We’ve written quite a bit over the years about the Spectrum of Distinctiveness for trademarks, and the all-important difference between suggestive marks and merely descriptive ones, with only the former being allowed immediate rights based on first use.
Creativity is what separates the power of suggestion from the weakness and limbo of descriptiveness. Remember the floating feather example and all the silly guesses as to what it might suggest? And, those who persist in smashing an otherwise suggestive brand?
One of my favorite local examples of a great suggestive mark is Murray’s famous Silver Butter Knife trademark for steak. With all the long lines for salad places in the skyway system here in Minneapolis, Murray’s appears to have stepped up its advertising campaign.

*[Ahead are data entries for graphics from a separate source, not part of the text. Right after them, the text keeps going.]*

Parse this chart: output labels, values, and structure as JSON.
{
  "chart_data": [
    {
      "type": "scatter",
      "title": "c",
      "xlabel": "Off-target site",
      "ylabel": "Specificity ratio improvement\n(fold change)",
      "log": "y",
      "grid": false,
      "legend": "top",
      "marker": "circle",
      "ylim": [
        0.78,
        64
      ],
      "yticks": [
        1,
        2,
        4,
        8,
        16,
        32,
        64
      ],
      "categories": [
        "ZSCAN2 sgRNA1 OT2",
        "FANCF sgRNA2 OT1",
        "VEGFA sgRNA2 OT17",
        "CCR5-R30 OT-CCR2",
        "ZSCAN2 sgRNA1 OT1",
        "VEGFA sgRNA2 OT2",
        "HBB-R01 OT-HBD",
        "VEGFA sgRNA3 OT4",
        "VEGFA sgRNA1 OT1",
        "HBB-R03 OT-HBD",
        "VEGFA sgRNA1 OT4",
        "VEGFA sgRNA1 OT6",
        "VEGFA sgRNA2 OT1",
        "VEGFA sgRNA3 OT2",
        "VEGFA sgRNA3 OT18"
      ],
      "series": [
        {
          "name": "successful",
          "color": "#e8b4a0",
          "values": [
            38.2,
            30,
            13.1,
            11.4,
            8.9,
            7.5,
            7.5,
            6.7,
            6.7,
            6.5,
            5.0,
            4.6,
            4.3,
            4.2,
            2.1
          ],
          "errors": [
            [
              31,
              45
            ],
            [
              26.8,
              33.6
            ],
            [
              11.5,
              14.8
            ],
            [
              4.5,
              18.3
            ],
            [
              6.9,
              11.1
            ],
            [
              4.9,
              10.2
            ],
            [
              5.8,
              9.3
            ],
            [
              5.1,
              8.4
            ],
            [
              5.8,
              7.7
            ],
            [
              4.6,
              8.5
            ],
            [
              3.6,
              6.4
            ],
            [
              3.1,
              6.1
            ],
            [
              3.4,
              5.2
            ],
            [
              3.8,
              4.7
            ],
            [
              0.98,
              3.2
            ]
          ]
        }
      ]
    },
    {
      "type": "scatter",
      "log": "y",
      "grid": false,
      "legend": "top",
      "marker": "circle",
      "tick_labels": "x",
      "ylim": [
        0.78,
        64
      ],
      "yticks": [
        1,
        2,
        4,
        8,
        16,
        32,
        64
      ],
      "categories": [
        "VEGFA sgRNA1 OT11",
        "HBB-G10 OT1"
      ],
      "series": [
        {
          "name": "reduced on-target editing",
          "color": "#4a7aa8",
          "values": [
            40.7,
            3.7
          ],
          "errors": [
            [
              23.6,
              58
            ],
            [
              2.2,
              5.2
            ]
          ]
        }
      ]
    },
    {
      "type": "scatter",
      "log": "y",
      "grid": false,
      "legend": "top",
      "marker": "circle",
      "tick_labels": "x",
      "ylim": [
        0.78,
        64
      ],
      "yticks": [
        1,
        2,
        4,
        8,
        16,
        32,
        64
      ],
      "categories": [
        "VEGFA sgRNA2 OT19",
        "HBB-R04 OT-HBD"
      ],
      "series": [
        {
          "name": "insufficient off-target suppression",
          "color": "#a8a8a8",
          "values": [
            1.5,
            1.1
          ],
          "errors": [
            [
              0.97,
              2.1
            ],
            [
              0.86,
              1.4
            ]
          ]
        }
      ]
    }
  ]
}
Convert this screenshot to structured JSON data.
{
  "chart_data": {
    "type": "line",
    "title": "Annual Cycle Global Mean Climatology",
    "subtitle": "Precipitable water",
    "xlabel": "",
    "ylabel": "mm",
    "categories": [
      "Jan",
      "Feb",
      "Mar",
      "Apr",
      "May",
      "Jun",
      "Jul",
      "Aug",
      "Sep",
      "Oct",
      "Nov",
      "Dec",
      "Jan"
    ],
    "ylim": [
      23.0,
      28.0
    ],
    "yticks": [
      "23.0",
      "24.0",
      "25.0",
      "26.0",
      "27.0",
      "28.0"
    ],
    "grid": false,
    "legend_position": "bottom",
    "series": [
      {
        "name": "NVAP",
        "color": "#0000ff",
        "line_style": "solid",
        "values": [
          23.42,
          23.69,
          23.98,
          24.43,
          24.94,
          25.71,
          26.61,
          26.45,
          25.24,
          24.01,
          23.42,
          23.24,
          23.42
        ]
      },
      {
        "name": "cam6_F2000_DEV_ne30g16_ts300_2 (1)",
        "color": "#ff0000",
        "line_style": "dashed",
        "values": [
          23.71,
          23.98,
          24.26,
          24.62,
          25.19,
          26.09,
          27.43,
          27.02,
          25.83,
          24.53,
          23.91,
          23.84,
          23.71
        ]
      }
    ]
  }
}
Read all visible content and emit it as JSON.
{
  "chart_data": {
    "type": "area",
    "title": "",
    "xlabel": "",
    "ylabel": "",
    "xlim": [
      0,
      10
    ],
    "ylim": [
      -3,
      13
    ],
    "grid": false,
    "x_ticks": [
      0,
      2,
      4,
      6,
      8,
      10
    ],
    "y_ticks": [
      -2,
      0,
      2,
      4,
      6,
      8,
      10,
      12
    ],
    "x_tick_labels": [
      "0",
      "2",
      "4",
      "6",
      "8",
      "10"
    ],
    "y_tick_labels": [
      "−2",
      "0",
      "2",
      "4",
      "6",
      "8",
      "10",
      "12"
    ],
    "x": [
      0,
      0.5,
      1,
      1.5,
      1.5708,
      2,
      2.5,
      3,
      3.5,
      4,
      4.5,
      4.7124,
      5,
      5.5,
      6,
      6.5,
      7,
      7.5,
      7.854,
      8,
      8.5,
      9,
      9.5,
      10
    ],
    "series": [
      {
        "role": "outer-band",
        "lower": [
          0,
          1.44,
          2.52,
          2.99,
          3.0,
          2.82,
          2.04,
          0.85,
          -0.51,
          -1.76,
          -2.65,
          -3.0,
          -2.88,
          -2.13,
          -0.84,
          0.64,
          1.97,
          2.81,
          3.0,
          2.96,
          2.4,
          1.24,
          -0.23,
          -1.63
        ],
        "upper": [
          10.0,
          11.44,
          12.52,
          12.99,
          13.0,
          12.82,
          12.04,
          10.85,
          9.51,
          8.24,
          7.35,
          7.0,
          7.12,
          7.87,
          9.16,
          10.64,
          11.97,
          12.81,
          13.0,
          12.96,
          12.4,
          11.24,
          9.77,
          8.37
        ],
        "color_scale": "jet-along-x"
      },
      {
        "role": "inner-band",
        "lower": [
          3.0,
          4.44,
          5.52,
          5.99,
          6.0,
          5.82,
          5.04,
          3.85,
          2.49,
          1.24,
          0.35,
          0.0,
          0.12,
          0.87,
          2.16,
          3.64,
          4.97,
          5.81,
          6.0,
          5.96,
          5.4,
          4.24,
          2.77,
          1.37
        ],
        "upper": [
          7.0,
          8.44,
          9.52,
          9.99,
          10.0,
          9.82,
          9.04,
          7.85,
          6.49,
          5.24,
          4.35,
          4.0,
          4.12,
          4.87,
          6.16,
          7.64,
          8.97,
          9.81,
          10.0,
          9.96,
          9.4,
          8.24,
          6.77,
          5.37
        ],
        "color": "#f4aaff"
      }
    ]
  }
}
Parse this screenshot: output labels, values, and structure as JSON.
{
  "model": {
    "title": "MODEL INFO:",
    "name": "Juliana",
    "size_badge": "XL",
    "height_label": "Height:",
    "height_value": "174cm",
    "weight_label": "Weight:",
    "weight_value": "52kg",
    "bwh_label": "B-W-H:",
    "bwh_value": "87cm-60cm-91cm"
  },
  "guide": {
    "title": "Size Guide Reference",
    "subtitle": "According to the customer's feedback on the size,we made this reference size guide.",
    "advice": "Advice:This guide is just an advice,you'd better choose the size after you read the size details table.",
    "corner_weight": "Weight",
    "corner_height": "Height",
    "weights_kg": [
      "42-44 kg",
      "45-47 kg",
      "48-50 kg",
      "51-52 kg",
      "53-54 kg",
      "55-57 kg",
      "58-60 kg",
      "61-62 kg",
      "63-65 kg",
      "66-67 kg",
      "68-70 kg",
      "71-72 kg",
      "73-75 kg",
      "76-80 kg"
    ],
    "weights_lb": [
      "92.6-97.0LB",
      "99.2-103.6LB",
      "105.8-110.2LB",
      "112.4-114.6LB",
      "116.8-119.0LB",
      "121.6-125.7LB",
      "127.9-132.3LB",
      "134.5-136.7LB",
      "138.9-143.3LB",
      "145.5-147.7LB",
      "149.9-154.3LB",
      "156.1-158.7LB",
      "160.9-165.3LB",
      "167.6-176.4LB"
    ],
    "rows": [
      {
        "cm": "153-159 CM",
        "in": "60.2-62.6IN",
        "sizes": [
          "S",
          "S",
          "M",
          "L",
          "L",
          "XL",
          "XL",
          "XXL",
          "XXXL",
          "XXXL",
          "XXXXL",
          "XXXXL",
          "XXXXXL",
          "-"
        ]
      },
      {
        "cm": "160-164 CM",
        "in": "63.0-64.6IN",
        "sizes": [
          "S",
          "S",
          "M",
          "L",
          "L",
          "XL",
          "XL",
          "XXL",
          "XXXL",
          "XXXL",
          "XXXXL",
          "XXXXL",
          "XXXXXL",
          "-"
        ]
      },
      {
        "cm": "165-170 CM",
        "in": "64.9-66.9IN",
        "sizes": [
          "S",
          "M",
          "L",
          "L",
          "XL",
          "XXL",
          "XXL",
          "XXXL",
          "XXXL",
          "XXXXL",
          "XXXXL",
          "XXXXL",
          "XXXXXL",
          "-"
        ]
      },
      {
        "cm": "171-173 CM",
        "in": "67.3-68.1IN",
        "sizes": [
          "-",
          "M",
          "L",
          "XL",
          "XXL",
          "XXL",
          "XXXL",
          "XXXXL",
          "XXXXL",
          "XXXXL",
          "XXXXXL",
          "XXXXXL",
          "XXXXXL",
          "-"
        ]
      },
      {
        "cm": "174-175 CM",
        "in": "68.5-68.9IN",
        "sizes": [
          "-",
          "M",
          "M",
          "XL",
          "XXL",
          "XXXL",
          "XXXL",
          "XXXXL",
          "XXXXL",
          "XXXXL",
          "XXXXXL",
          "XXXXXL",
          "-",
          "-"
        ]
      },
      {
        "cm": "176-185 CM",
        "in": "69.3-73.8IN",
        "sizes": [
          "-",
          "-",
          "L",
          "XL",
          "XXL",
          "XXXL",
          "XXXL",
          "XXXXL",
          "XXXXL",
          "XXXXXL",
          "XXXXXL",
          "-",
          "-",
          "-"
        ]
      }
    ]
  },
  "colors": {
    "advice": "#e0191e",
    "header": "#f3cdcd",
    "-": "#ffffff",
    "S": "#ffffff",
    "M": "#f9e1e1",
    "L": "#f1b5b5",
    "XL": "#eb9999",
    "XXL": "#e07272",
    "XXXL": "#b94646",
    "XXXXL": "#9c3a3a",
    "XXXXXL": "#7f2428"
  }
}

But, I’m left wondering, is Silver Butter Knife only a trademark? Or, does it not also function as a service mark too? After all, the steak is prepared in the kitchen and then carved at table-side, Murray’s certainly touts the “experience,” which seems to point to the service.
What’s more, in terms of scope of rights, if Silver Butter Knife had also been registered for restaurant services, do you suppose the USPTO might have done some heavy lifting for Murray’s and refused registration of BUTTERKNIFE WINES for wine?
By the way, would anyone like a serrated knife to cut through all this trademark clutter?